Exo,exo-Tetracyclo[3.3.1.0^2,4.0^6,8]nonane (exo-TCN), a kind of cyclopropanated fuel with high tension three-membered ring, which has the characteristics of high density, high net heat of combustion and good low-temperature performance, is a potential high-energy-density liquid fuel. To deeply understand its combustion behavior, and lay a foundation for practical application, detailed experimental and theoretical study is necessary. The pyrolysis of exo-TCN was investigated in a jet-stirred reactor at a temperature range of 500–1010 K under atmospheric pressure with a residence time of 2 s. 54 products and intermediates ranging from m/z = 2–204 were identified and quantified by synchrotron vacuum ultraviolet photoionization mass spectrometry and online gas chromatography, the major products were hydrogen, ethylene, benzene, methane, propene, toluene and styrene. The potential energy surfaces of exo-TCN unimolecular decomposition reactions were calculated by quantum chemistry at CBS-QB3 level. It is found that the pyrolysis of exo-TCN experiences three stages. In the first stage, exo-TCN isomerizes into Tricyclo[3.3.1.0^2,4]non-6-ene (TCN-6) by ring expansion of the three-membered ring. In the second stage, TCN-6 generates two main isomers through ring expansion reactions, and decomposes into pyrolysis products. The third stage is the secondary reaction of the intermediate products. Finally, combined with the experimental results and theoretical calculation, the possible reaction mechanism of exo-TCN pyrolysis was proposed, and the related reaction rate constants were calculated.

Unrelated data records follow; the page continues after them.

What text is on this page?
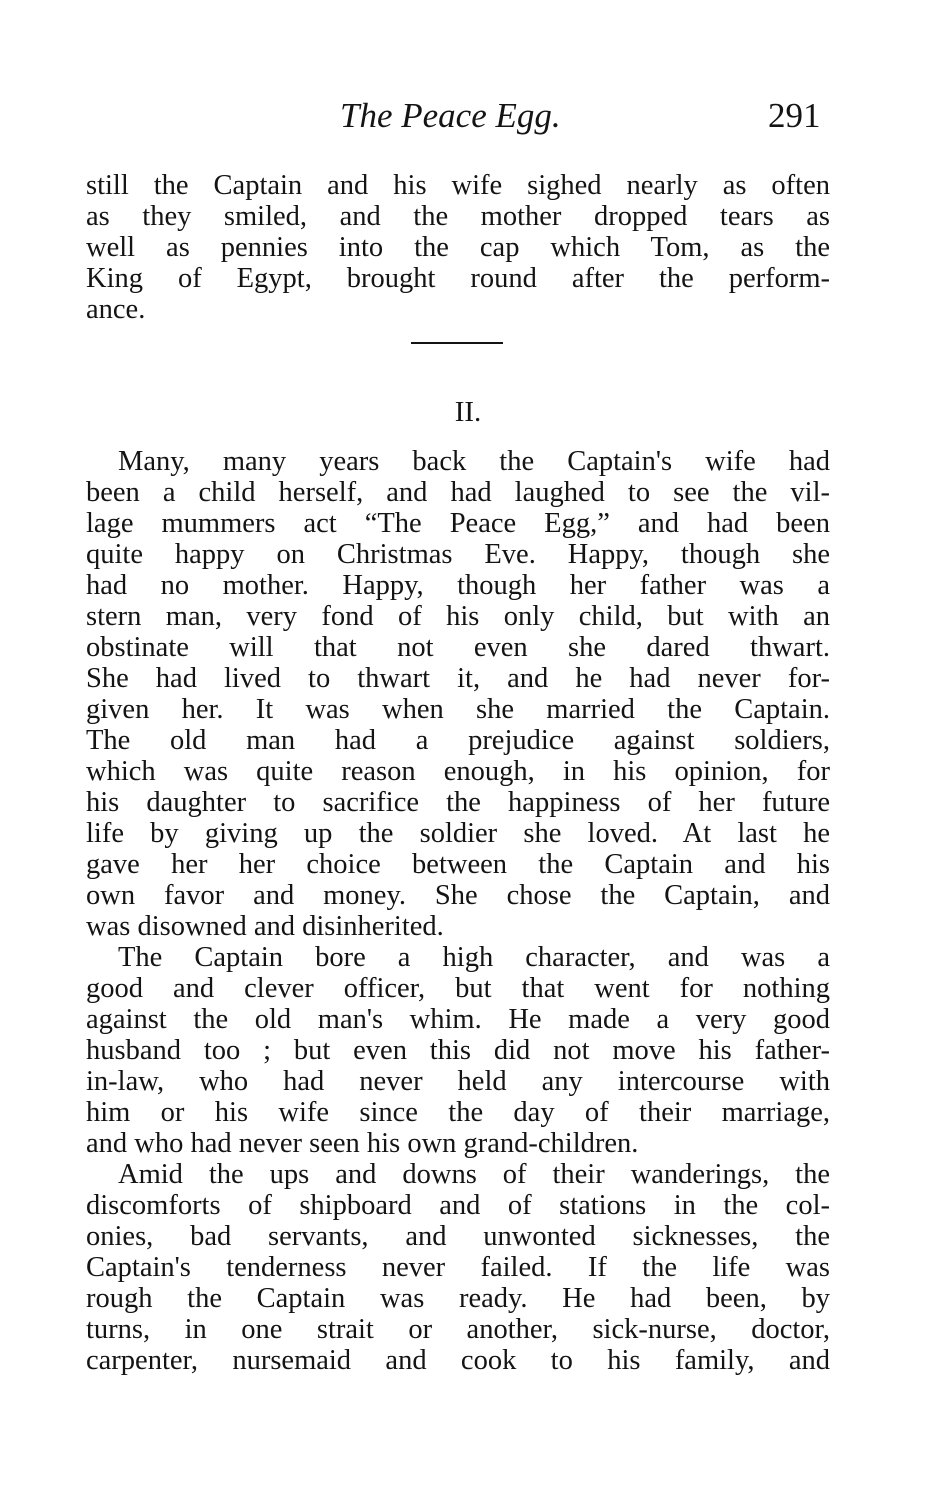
The Peace Egg.	291
still the Captain and his wife sighed nearly as often
as they smiled, and the mother dropped tears as
well as pennies into the cap which Tom, as the
King of Egypt, brought round after the perform-
ance.
II.
Many, many years back the Captain's wife had
been a child herself, and had laughed to see the vil-
lage mummers act “The Peace Egg,” and had been
quite happy on Christmas Eve. Happy, though she
had no mother. Happy, though her father was a
stern man, very fond of his only child, but with an
obstinate will that not even she dared thwart.
She had lived to thwart it, and he had never for-
given her. It was when she married the Captain.
The old man had a prejudice against soldiers,
which was quite reason enough, in his opinion, for
his daughter to sacrifice the happiness of her future
life by giving up the soldier she loved. At last he
gave her her choice between the Captain and his
own favor and money. She chose the Captain, and
was disowned and disinherited.
The Captain bore a high character, and was a
good and clever officer, but that went for nothing
against the old man's whim. He made a very good
husband too ; but even this did not move his father-
in-law, who had never held any intercourse with
him or his wife since the day of their marriage,
and who had never seen his own grand-children.
Amid the ups and downs of their wanderings, the
discomforts of shipboard and of stations in the col-
onies, bad servants, and unwonted sicknesses, the
Captain's tenderness never failed. If the life was
rough the Captain was ready. He had been, by
turns, in one strait or another, sick-nurse, doctor,
carpenter, nursemaid and cook to his family, and
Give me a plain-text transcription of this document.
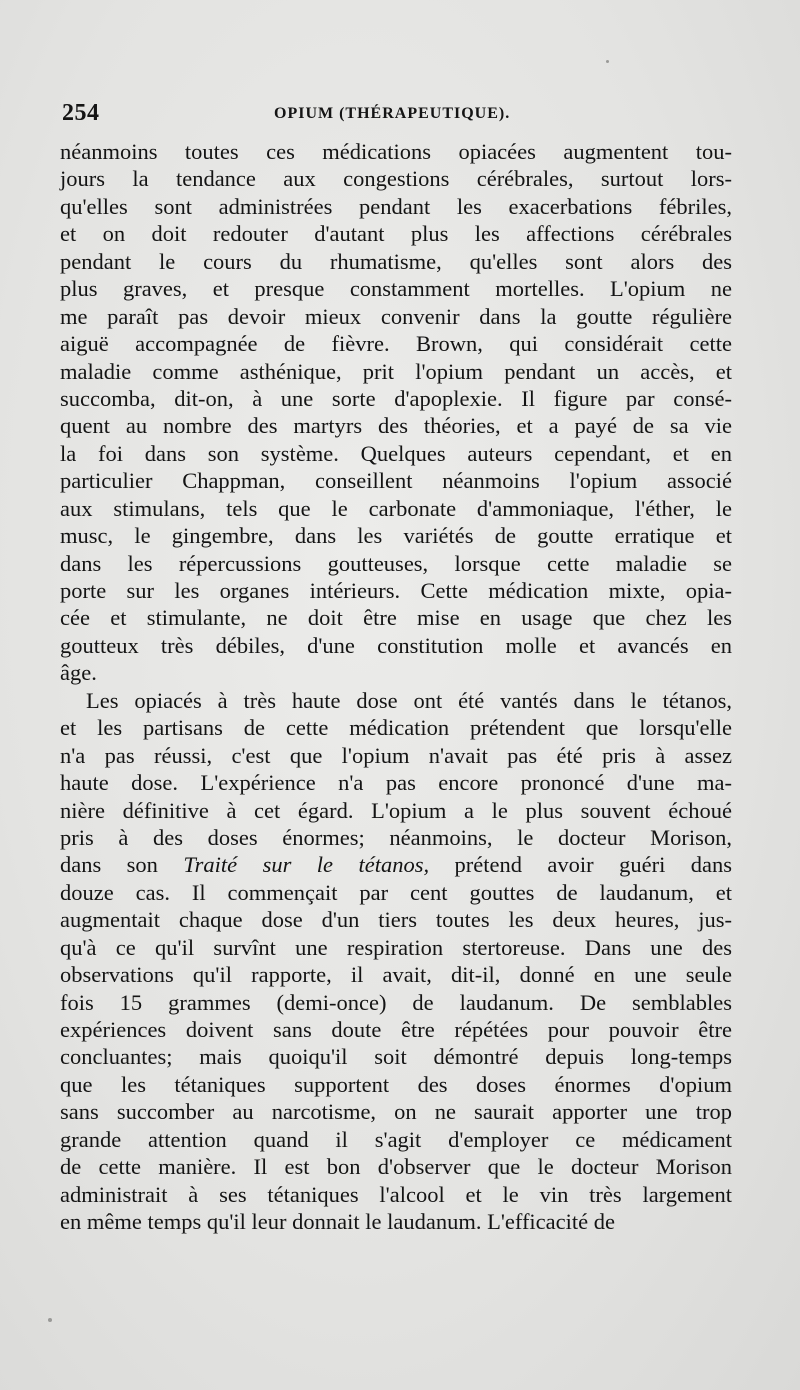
254	OPIUM (THÉRAPEUTIQUE).
néanmoins toutes ces médications opiacées augmentent tou-
jours la tendance aux congestions cérébrales, surtout lors-
qu'elles sont administrées pendant les exacerbations fébriles,
et on doit redouter d'autant plus les affections cérébrales
pendant le cours du rhumatisme, qu'elles sont alors des
plus graves, et presque constamment mortelles. L'opium ne
me paraît pas devoir mieux convenir dans la goutte régulière
aiguë accompagnée de fièvre. Brown, qui considérait cette
maladie comme asthénique, prit l'opium pendant un accès, et
succomba, dit-on, à une sorte d'apoplexie. Il figure par consé-
quent au nombre des martyrs des théories, et a payé de sa vie
la foi dans son système. Quelques auteurs cependant, et en
particulier Chappman, conseillent néanmoins l'opium associé
aux stimulans, tels que le carbonate d'ammoniaque, l'éther, le
musc, le gingembre, dans les variétés de goutte erratique et
dans les répercussions goutteuses, lorsque cette maladie se
porte sur les organes intérieurs. Cette médication mixte, opia-
cée et stimulante, ne doit être mise en usage que chez les
goutteux très débiles, d'une constitution molle et avancés en
âge.
Les opiacés à très haute dose ont été vantés dans le tétanos,
et les partisans de cette médication prétendent que lorsqu'elle
n'a pas réussi, c'est que l'opium n'avait pas été pris à assez
haute dose. L'expérience n'a pas encore prononcé d'une ma-
nière définitive à cet égard. L'opium a le plus souvent échoué
pris à des doses énormes; néanmoins, le docteur Morison,
dans son Traité sur le tétanos, prétend avoir guéri dans
douze cas. Il commençait par cent gouttes de laudanum, et
augmentait chaque dose d'un tiers toutes les deux heures, jus-
qu'à ce qu'il survînt une respiration stertoreuse. Dans une des
observations qu'il rapporte, il avait, dit-il, donné en une seule
fois 15 grammes (demi-once) de laudanum. De semblables
expériences doivent sans doute être répétées pour pouvoir être
concluantes; mais quoiqu'il soit démontré depuis long-temps
que les tétaniques supportent des doses énormes d'opium
sans succomber au narcotisme, on ne saurait apporter une trop
grande attention quand il s'agit d'employer ce médicament
de cette manière. Il est bon d'observer que le docteur Morison
administrait à ses tétaniques l'alcool et le vin très largement
en même temps qu'il leur donnait le laudanum. L'efficacité de
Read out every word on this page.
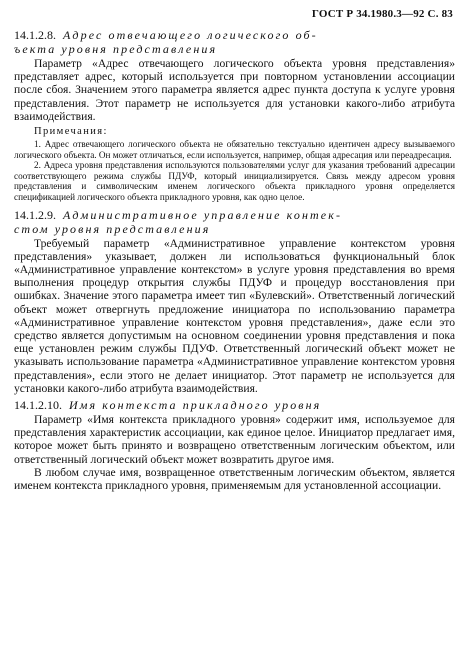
ГОСТ Р 34.1980.3—92 С. 83
14.1.2.8. Адрес отвечающего логического об-
ъекта уровня представления

Параметр «Адрес отвечающего логического объекта уровня представления» представляет адрес, который используется при повторном установлении ассоциации после сбоя. Значением этого параметра является адрес пункта доступа к услуге уровня представления. Этот параметр не используется для установки какого-либо атрибута взаимодействия.

Примечания:

1. Адрес отвечающего логического объекта не обязательно текстуально идентичен адресу вызываемого логического объекта. Он может отличаться, если используется, например, общая адресация или переадресация.

2. Адреса уровня представления используются пользователями услуг для указания требований адресации соответствующего режима службы ПДУФ, который инициализируется. Связь между адресом уровня представления и символическим именем логического объекта прикладного уровня определяется спецификацией логического объекта прикладного уровня, как одно целое.

14.1.2.9. Административное управление контек-
стом уровня представления

Требуемый параметр «Административное управление контекстом уровня представления» указывает, должен ли использоваться функциональный блок «Административное управление контекстом» в услуге уровня представления во время выполнения процедур открытия службы ПДУФ и процедур восстановления при ошибках. Значение этого параметра имеет тип «Булевский». Ответственный логический объект может отвергнуть предложение инициатора по использованию параметра «Административное управление контекстом уровня представления», даже если это средство является допустимым на основном соединении уровня представления и пока еще установлен режим службы ПДУФ. Ответственный логический объект может не указывать использование параметра «Административное управление контекстом уровня представления», если этого не делает инициатор. Этот параметр не используется для установки какого-либо атрибута взаимодействия.

14.1.2.10. Имя контекста прикладного уровня

Параметр «Имя контекста прикладного уровня» содержит имя, используемое для представления характеристик ассоциации, как единое целое. Инициатор предлагает имя, которое может быть принято и возвращено ответственным логическим объектом, или ответственный логический объект может возвратить другое имя.

В любом случае имя, возвращенное ответственным логическим объектом, является именем контекста прикладного уровня, применяемым для установленной ассоциации.
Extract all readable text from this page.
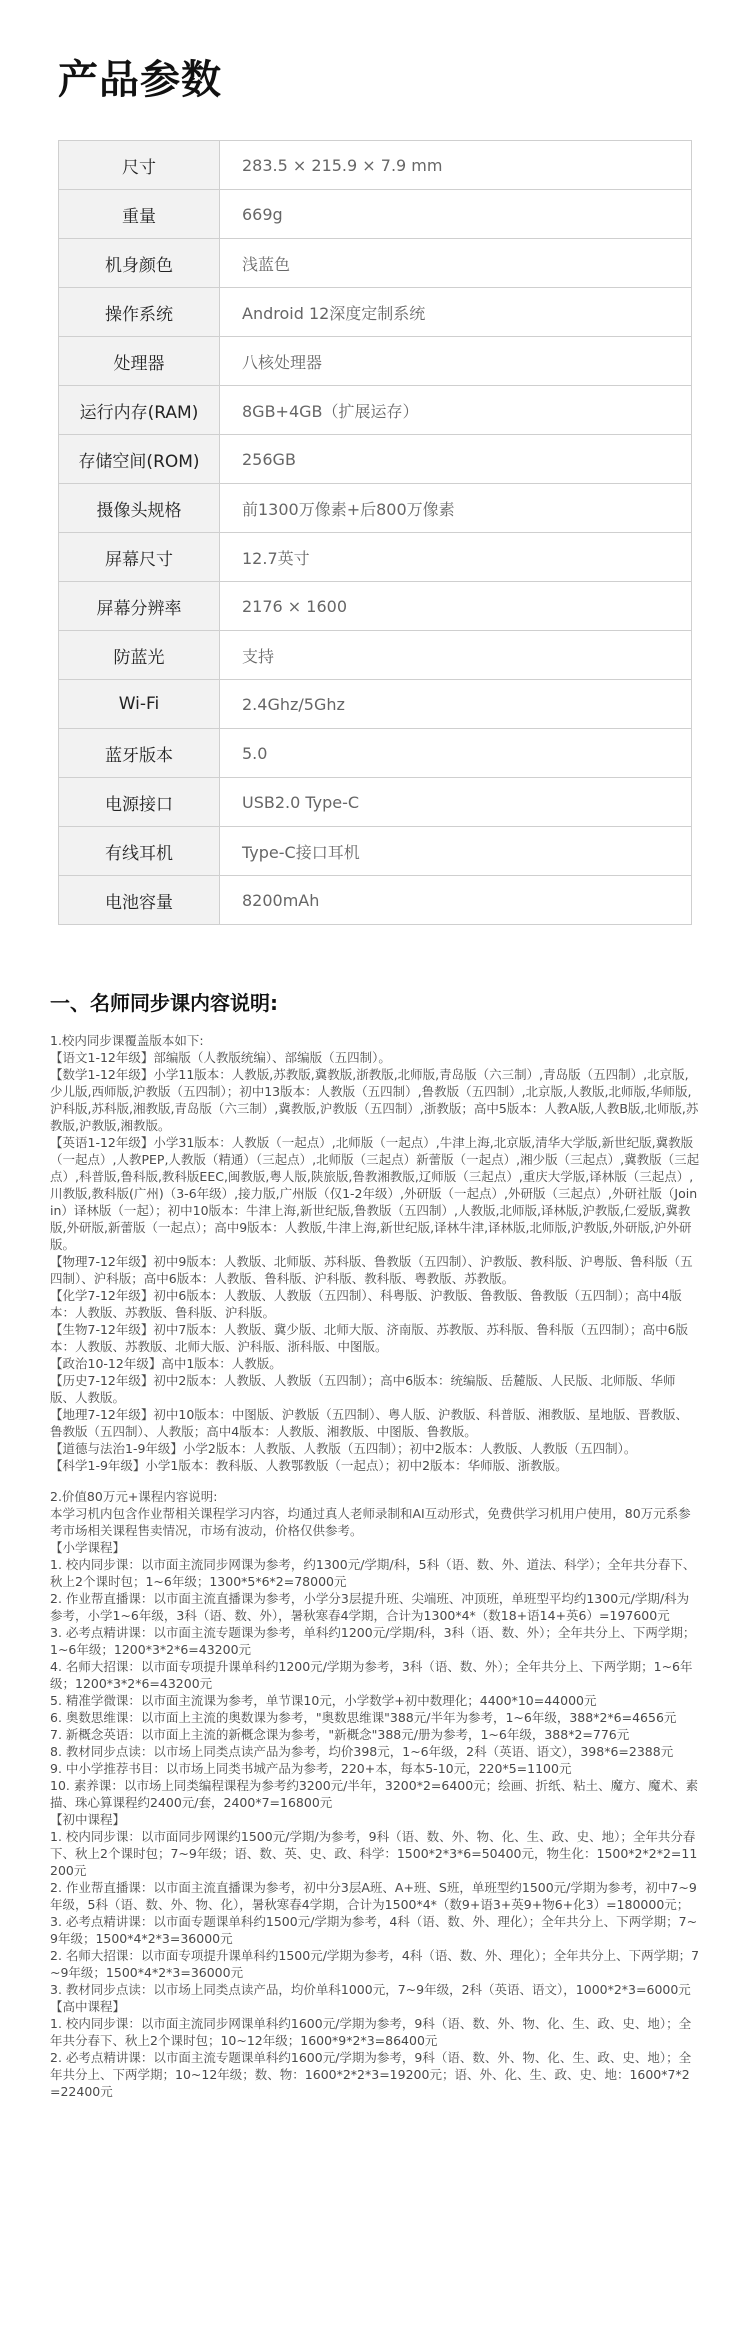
产品参数
尺寸	283.5 × 215.9 × 7.9 mm
重量	669g
机身颜色	浅蓝色
操作系统	Android 12深度定制系统
处理器	八核处理器
运行内存(RAM)	8GB+4GB（扩展运存）
存储空间(ROM)	256GB
摄像头规格	前1300万像素+后800万像素
屏幕尺寸	12.7英寸
屏幕分辨率	2176 × 1600
防蓝光	支持
Wi-Fi	2.4Ghz/5Ghz
蓝牙版本	5.0
电源接口	USB2.0 Type-C
有线耳机	Type-C接口耳机
电池容量	8200mAh
一、名师同步课内容说明:

1.校内同步课覆盖版本如下:

【语文1-12年级】部编版（人教版统编）、部编版（五四制）。

【数学1-12年级】小学11版本：人教版,苏教版,冀教版,浙教版,北师版,青岛版（六三制）,青岛版（五四制）,北京版,少儿版,西师版,沪教版（五四制）；初中13版本：人教版（五四制）,鲁教版（五四制）,北京版,人教版,北师版,华师版,沪科版,苏科版,湘教版,青岛版（六三制）,冀教版,沪教版（五四制）,浙教版；高中5版本：人教A版,人教B版,北师版,苏教版,沪教版,湘教版。

【英语1-12年级】小学31版本：人教版（一起点）,北师版（一起点）,牛津上海,北京版,清华大学版,新世纪版,冀教版（一起点）,人教PEP,人教版（精通）（三起点）,北师版（三起点）新蕾版（一起点）,湘少版（三起点）,冀教版（三起点）,科普版,鲁科版,教科版EEC,闽教版,粤人版,陕旅版,鲁教湘教版,辽师版（三起点）,重庆大学版,译林版（三起点）,川教版,教科版(广州)（3-6年级）,接力版,广州版（仅1-2年级）,外研版（一起点）,外研版（三起点）,外研社版（Join in）译林版（一起）；初中10版本：牛津上海,新世纪版,鲁教版（五四制）,人教版,北师版,译林版,沪教版,仁爱版,冀教版,外研版,新蕾版（一起点）；高中9版本：人教版,牛津上海,新世纪版,译林牛津,译林版,北师版,沪教版,外研版,沪外研版。

【物理7-12年级】初中9版本：人教版、北师版、苏科版、鲁教版（五四制）、沪教版、教科版、沪粤版、鲁科版（五四制）、沪科版；高中6版本：人教版、鲁科版、沪科版、教科版、粤教版、苏教版。

【化学7-12年级】初中6版本：人教版、人教版（五四制）、科粤版、沪教版、鲁教版、鲁教版（五四制）；高中4版本：人教版、苏教版、鲁科版、沪科版。

【生物7-12年级】初中7版本：人教版、冀少版、北师大版、济南版、苏教版、苏科版、鲁科版（五四制）；高中6版本：人教版、苏教版、北师大版、沪科版、浙科版、中图版。

【政治10-12年级】高中1版本：人教版。

【历史7-12年级】初中2版本：人教版、人教版（五四制）；高中6版本：统编版、岳麓版、人民版、北师版、华师版、人教版。

【地理7-12年级】初中10版本：中图版、沪教版（五四制）、粤人版、沪教版、科普版、湘教版、星地版、晋教版、鲁教版（五四制）、人教版；高中4版本：人教版、湘教版、中图版、鲁教版。

【道德与法治1-9年级】小学2版本：人教版、人教版（五四制）；初中2版本：人教版、人教版（五四制）。

【科学1-9年级】小学1版本：教科版、人教鄂教版（一起点）；初中2版本：华师版、浙教版。

2.价值80万元+课程内容说明:

本学习机内包含作业帮相关课程学习内容，均通过真人老师录制和AI互动形式，免费供学习机用户使用，80万元系参考市场相关课程售卖情况，市场有波动，价格仅供参考。

【小学课程】

1. 校内同步课：以市面主流同步网课为参考，约1300元/学期/科，5科（语、数、外、道法、科学）；全年共分春下、秋上2个课时包；1~6年级；1300*5*6*2=78000元

2. 作业帮直播课：以市面主流直播课为参考，小学分3层提升班、尖端班、冲顶班，单班型平均约1300元/学期/科为参考，小学1~6年级，3科（语、数、外），暑秋寒春4学期，合计为1300*4*（数18+语14+英6）=197600元

3. 必考点精讲课：以市面主流专题课为参考，单科约1200元/学期/科，3科（语、数、外）；全年共分上、下两学期；1~6年级；1200*3*2*6=43200元

4. 名师大招课：以市面专项提升课单科约1200元/学期为参考，3科（语、数、外）；全年共分上、下两学期；1~6年级；1200*3*2*6=43200元

5. 精准学微课：以市面主流课为参考，单节课10元，小学数学+初中数理化；4400*10=44000元

6. 奥数思维课：以市面上主流的奥数课为参考，"奥数思维课"388元/半年为参考，1~6年级，388*2*6=4656元

7. 新概念英语：以市面上主流的新概念课为参考，"新概念"388元/册为参考，1~6年级，388*2=776元

8. 教材同步点读：以市场上同类点读产品为参考，均价398元，1~6年级，2科（英语、语文），398*6=2388元

9. 中小学推荐书目：以市场上同类书城产品为参考，220+本，每本5-10元，220*5=1100元

10. 素养课：以市场上同类编程课程为参考约3200元/半年，3200*2=6400元；绘画、折纸、粘土、魔方、魔术、素描、珠心算课程约2400元/套，2400*7=16800元

【初中课程】

1. 校内同步课：以市面同步网课约1500元/学期/为参考，9科（语、数、外、物、化、生、政、史、地）；全年共分春下、秋上2个课时包；7~9年级；语、数、英、史、政、科学：1500*2*3*6=50400元，物生化：1500*2*2*2=11200元

2. 作业帮直播课：以市面主流直播课为参考，初中分3层A班、A+班、S班，单班型约1500元/学期为参考，初中7~9年级，5科（语、数、外、物、化），暑秋寒春4学期，合计为1500*4*（数9+语3+英9+物6+化3）=180000元；

3. 必考点精讲课：以市面专题课单科约1500元/学期为参考，4科（语、数、外、理化）；全年共分上、下两学期；7~9年级；1500*4*2*3=36000元

2. 名师大招课：以市面专项提升课单科约1500元/学期为参考，4科（语、数、外、理化）；全年共分上、下两学期；7~9年级；1500*4*2*3=36000元

3. 教材同步点读：以市场上同类点读产品，均价单科1000元，7~9年级，2科（英语、语文），1000*2*3=6000元

【高中课程】

1. 校内同步课：以市面主流同步网课单科约1600元/学期为参考，9科（语、数、外、物、化、生、政、史、地）；全年共分春下、秋上2个课时包；10~12年级；1600*9*2*3=86400元

2. 必考点精讲课：以市面主流专题课单科约1600元/学期为参考，9科（语、数、外、物、化、生、政、史、地）；全年共分上、下两学期；10~12年级；数、物：1600*2*2*3=19200元；语、外、化、生、政、史、地：1600*7*2=22400元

Exo,exo-四环[3.3.1.0 ^2,4 .0 ^6,8 ]壬烷（exo-TCN），一种高张力三元环的环丙烷燃料，具有高密度、高净热的特点燃烧性能和低温性能良好，是一种有潜力的高能量密度液体燃料。为了深入了解其燃烧行为，为实际应用奠定基础，需要进行详细的实验和理论研究。在喷射搅拌反应器中研究了 exo-TCN 的热解，温度范围为 500-1010 K，大气压力，停留时间为 2 s。采用同步加速器真空紫外光电离质谱和在线气相色谱对m / z =2~204范围内的54种产物和中间体 进行了鉴定和定量，主要产物为氢气、乙烯、苯、甲烷、丙烯、甲苯和苯乙烯。通过量子化学在CBS-QB3水平上计算了exo-TCN单分子分解反应的势能面。研究发现exo-TCN的热解经历了三个阶段。在第一阶段，外型TCN通过三元环的扩环异构化为三环[3.3.1.0 ^{2,4 ]non-6-烯（TCN-6）。}第二阶段，TCN-6通过扩环反应生成两种主要异构体，并分解为热解产物。第三阶段是中间产物的二次反应。最后，结合实验结果和理论计算，提出了exo-TCN热解可能的反应机理，并计算了相关的反应速率常数。